A two-time cancer survivor and single mom of three may be deported as soon as today. Martha Lozano found out Wednesday that Immigration and Customs Enforcement (ICE) had denied her a reprieve from deportation, despite last-minute intervention from Sen. Dianne Feinstein (D-CA). Lozano has no criminal record and fears that she’ll be unable to secure “the extensive medical treatment” she needs to continue staying cancer-free in Mexico:
"She has a bus ticket to leave Modesto [Thursday] morning," says immigration attorney Camille Cook.
She says although her client Martha Lozano has lived in the US for 30 years, her options to remain have run out. She will self deport on Thursday.
Cook blames the 2003 deportation order on “poor legal advice” from Lozano’s previous attorney, who “essentially brought her to court with no actual defense” for her asylum claim. “In 2006, that attorney left the bar with misconduct charges pending.” To add to this grief, Lozano is a single mom today due to her husband’s deportation in 2009—he was arrested after the family was pulled over as they drove to Lozano’s breast cancer surgery.

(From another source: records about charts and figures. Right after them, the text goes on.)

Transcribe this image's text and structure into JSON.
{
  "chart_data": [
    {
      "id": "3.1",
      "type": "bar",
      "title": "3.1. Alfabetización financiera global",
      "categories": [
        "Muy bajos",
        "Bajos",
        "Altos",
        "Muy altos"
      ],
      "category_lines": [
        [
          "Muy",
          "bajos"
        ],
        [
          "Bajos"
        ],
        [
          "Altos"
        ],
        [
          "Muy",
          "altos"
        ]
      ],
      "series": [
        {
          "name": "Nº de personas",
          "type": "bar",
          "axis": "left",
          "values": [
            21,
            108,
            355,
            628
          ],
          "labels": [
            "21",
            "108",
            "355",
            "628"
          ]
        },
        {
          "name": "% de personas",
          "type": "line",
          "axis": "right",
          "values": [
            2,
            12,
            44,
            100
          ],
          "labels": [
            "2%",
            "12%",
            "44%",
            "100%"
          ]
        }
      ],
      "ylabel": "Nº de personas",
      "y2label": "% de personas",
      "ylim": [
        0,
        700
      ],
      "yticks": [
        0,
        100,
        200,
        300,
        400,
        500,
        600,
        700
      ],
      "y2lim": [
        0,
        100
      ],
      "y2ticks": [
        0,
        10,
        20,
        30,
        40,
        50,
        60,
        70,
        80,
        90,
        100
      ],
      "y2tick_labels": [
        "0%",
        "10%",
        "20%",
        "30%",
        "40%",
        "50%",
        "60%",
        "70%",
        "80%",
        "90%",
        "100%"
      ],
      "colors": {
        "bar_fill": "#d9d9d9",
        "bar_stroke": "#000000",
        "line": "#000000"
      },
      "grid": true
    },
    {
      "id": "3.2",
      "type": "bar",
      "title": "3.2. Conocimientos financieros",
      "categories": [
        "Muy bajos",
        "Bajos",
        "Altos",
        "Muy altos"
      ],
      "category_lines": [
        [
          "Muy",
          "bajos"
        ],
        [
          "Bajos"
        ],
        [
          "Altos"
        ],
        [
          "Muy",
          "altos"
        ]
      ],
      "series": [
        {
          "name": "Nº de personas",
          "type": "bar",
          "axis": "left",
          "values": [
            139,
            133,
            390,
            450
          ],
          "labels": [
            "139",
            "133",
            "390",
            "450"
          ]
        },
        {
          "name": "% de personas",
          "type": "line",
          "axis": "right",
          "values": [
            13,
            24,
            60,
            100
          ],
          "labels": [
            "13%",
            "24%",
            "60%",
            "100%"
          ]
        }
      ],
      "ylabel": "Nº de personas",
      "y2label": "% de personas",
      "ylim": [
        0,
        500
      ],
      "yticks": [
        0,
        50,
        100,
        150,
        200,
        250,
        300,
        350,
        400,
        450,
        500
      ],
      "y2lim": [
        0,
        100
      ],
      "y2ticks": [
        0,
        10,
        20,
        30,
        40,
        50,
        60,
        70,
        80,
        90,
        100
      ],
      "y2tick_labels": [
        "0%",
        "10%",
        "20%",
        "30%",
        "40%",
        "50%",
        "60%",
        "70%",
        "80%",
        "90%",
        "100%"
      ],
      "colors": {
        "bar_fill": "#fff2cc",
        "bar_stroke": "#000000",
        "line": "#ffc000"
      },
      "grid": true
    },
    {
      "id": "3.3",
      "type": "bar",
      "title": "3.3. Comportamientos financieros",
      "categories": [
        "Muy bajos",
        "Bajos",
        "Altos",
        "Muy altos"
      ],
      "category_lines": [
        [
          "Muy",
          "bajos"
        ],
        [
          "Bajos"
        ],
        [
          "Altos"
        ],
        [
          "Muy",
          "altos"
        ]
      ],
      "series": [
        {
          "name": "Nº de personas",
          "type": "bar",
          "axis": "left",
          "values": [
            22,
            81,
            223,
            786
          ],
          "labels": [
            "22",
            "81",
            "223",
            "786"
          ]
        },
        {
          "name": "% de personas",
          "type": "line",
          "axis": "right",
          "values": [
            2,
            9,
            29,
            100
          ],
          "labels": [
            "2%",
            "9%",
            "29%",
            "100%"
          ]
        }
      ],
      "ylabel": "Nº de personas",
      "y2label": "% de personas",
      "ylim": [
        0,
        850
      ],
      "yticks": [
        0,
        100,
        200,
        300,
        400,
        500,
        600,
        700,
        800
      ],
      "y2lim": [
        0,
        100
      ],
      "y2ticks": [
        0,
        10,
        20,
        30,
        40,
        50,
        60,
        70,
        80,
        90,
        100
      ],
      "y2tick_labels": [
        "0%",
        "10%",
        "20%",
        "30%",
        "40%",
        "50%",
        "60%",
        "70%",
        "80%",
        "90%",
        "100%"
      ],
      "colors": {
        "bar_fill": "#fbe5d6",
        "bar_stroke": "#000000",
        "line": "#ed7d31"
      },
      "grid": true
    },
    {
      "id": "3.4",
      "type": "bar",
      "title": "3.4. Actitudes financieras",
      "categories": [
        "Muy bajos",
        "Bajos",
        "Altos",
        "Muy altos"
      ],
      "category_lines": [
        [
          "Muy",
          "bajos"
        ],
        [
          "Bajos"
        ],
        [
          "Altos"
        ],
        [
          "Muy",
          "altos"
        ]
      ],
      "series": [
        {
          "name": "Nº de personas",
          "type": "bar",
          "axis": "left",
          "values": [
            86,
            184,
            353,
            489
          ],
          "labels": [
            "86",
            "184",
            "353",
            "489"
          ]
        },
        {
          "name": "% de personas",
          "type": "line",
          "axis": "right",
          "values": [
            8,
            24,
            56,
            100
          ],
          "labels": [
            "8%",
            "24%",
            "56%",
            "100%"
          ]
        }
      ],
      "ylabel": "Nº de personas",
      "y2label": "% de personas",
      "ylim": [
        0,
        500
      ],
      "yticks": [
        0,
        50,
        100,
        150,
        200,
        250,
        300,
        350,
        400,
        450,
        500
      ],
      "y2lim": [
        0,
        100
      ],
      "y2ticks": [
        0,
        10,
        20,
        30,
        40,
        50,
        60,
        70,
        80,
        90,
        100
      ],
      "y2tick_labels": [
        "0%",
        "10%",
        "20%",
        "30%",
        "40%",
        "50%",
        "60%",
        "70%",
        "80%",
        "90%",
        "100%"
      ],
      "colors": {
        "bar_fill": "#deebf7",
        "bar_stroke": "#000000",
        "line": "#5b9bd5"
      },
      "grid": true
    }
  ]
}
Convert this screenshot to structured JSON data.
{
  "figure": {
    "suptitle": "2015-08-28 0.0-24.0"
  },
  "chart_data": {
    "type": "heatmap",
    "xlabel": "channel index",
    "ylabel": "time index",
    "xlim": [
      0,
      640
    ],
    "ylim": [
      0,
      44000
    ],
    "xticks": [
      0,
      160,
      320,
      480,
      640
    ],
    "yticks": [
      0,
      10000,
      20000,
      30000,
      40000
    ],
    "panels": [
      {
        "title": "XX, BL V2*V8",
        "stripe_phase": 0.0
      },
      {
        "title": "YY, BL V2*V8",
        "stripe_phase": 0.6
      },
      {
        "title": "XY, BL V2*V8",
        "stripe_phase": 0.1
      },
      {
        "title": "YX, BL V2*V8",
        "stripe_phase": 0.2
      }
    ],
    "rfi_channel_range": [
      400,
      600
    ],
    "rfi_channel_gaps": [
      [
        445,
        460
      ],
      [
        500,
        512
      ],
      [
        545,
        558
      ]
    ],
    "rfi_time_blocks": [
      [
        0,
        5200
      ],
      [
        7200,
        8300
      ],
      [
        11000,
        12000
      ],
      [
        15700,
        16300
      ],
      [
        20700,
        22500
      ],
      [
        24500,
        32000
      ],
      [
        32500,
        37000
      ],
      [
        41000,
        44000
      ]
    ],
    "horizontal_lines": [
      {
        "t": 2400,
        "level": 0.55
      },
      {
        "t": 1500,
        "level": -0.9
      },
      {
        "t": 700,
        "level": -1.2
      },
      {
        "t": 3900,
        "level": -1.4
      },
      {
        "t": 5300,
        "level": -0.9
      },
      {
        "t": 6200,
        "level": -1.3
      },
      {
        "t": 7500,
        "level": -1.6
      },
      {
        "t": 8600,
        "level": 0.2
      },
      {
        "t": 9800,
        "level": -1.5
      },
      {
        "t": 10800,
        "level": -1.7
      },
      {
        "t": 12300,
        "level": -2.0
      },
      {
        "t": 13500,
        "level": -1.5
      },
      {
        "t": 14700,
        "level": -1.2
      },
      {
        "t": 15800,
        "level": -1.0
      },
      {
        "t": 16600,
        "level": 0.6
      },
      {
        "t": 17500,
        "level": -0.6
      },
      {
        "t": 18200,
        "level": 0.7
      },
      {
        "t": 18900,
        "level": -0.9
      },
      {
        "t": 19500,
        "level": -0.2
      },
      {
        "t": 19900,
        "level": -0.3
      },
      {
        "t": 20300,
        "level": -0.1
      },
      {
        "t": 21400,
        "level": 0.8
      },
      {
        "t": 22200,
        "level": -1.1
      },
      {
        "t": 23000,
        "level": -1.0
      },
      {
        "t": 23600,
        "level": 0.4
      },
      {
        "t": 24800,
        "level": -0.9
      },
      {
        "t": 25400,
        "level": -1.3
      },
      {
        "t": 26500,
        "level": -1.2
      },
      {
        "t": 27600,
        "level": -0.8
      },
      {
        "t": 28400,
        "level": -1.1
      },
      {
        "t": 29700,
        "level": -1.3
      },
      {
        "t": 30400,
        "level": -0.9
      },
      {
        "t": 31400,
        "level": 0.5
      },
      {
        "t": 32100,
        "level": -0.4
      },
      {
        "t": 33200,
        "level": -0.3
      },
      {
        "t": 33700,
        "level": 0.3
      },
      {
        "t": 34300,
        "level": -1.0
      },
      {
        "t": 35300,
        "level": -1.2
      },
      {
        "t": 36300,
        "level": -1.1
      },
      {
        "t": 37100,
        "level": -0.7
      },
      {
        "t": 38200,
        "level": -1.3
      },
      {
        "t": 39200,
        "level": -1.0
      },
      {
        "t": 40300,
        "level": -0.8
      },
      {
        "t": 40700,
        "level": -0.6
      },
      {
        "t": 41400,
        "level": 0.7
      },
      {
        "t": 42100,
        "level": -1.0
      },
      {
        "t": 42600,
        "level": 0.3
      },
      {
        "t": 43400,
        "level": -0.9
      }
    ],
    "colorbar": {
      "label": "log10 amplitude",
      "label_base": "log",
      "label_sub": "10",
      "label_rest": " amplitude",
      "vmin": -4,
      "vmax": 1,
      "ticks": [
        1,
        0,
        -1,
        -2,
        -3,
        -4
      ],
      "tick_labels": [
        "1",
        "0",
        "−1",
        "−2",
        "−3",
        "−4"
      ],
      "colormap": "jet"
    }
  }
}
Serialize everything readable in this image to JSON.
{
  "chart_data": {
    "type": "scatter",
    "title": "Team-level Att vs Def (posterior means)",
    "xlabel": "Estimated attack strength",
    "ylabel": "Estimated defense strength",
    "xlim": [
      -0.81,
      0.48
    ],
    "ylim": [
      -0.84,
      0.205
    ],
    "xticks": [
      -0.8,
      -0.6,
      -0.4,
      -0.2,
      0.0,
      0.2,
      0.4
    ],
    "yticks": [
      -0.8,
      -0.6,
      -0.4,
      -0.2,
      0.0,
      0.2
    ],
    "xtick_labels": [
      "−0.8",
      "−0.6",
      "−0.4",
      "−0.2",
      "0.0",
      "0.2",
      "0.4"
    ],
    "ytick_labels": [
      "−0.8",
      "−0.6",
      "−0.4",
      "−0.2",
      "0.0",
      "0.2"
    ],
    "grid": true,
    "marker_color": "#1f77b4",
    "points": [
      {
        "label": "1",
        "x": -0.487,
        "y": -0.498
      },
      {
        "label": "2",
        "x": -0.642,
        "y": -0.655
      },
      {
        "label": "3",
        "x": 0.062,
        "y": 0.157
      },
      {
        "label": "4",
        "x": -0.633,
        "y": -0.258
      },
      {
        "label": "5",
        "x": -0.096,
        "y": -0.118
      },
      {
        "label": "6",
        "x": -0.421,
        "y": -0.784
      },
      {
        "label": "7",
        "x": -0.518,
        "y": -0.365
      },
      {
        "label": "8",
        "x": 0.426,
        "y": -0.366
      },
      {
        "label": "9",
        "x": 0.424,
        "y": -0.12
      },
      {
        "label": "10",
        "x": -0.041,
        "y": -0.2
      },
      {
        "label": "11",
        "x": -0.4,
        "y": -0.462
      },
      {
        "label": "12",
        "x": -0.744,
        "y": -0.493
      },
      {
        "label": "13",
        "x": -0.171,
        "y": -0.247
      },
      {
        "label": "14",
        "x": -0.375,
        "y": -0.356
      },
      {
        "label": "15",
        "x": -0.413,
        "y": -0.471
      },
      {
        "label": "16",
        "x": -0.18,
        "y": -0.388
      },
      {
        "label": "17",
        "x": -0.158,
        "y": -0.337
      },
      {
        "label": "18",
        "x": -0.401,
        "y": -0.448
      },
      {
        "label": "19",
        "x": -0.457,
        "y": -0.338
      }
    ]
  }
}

The government had previously allowed Lozano to stay, throughout both her cancer diagnoses and when she was in remission. “Cook narrowed in on his point: The only thing that’s really changed in the last year or so is the administration—referring to increased crackdown on undocumented people under President Donald Trump.”
Cook says that Lozano’s “denied stay of deportation is part of a growing trend in the central San Joaquin Valley. Requests for permission to stay that have been approved for years are almost unilaterally being denied”:
Olga Grosh, an attorney with Fresno-based Pasifika Immigration Law Group, said ICE used to approve stays and offer other deals to undocumented immigrants who presented no risk to the community. Cases were terminated, allowing her clients to pursue legal residency and citizenship.
Over the last year, this prosecutorial discretion has completely disappeared, Grosh said. ICE is working to deport anyone with a deportation order unfortunate enough to end up in front of a judge – including unaccompanied minors and those actively working towards citizenship.
For Lozano and her family, they worry her deportation could end up being a death sentence. “Her fears are her kids and her health,” said her son Jonathan, “because she doesn't know out there if there is any medicine to be able to keep her going.” As if this family hadn’t dealt with enough trauma already in the form of her illnesses and their dad’s deportation, now they also have to deal with their family’s mom and breadwinner being torn from them:
After his father was deported, Jonathan assumed the role of family breadwinner, as his mother could not work while battling cancer. He works as a tow truck driver, and he’s hopeful that he and Ignacio will be able to provide for Eduardo with both of their parents gone.
Your Central Valley reported that “California Senator Diane Feinstein's office got wind of the case and conducted a congressional inquiry,” but Cook said that she “got a call from her office and they said ‘no.’ Her rep said to me ICE won't budge. It's this administration.” By now, Lozano may have already boarded a one-way bus away from her family, home and country of 30 years to a place she no longer recognized as her own. And why? Because cruelty, senselessness and racism are the Trump administration platform. There’s reasons for her possible deportation, but no reasoning.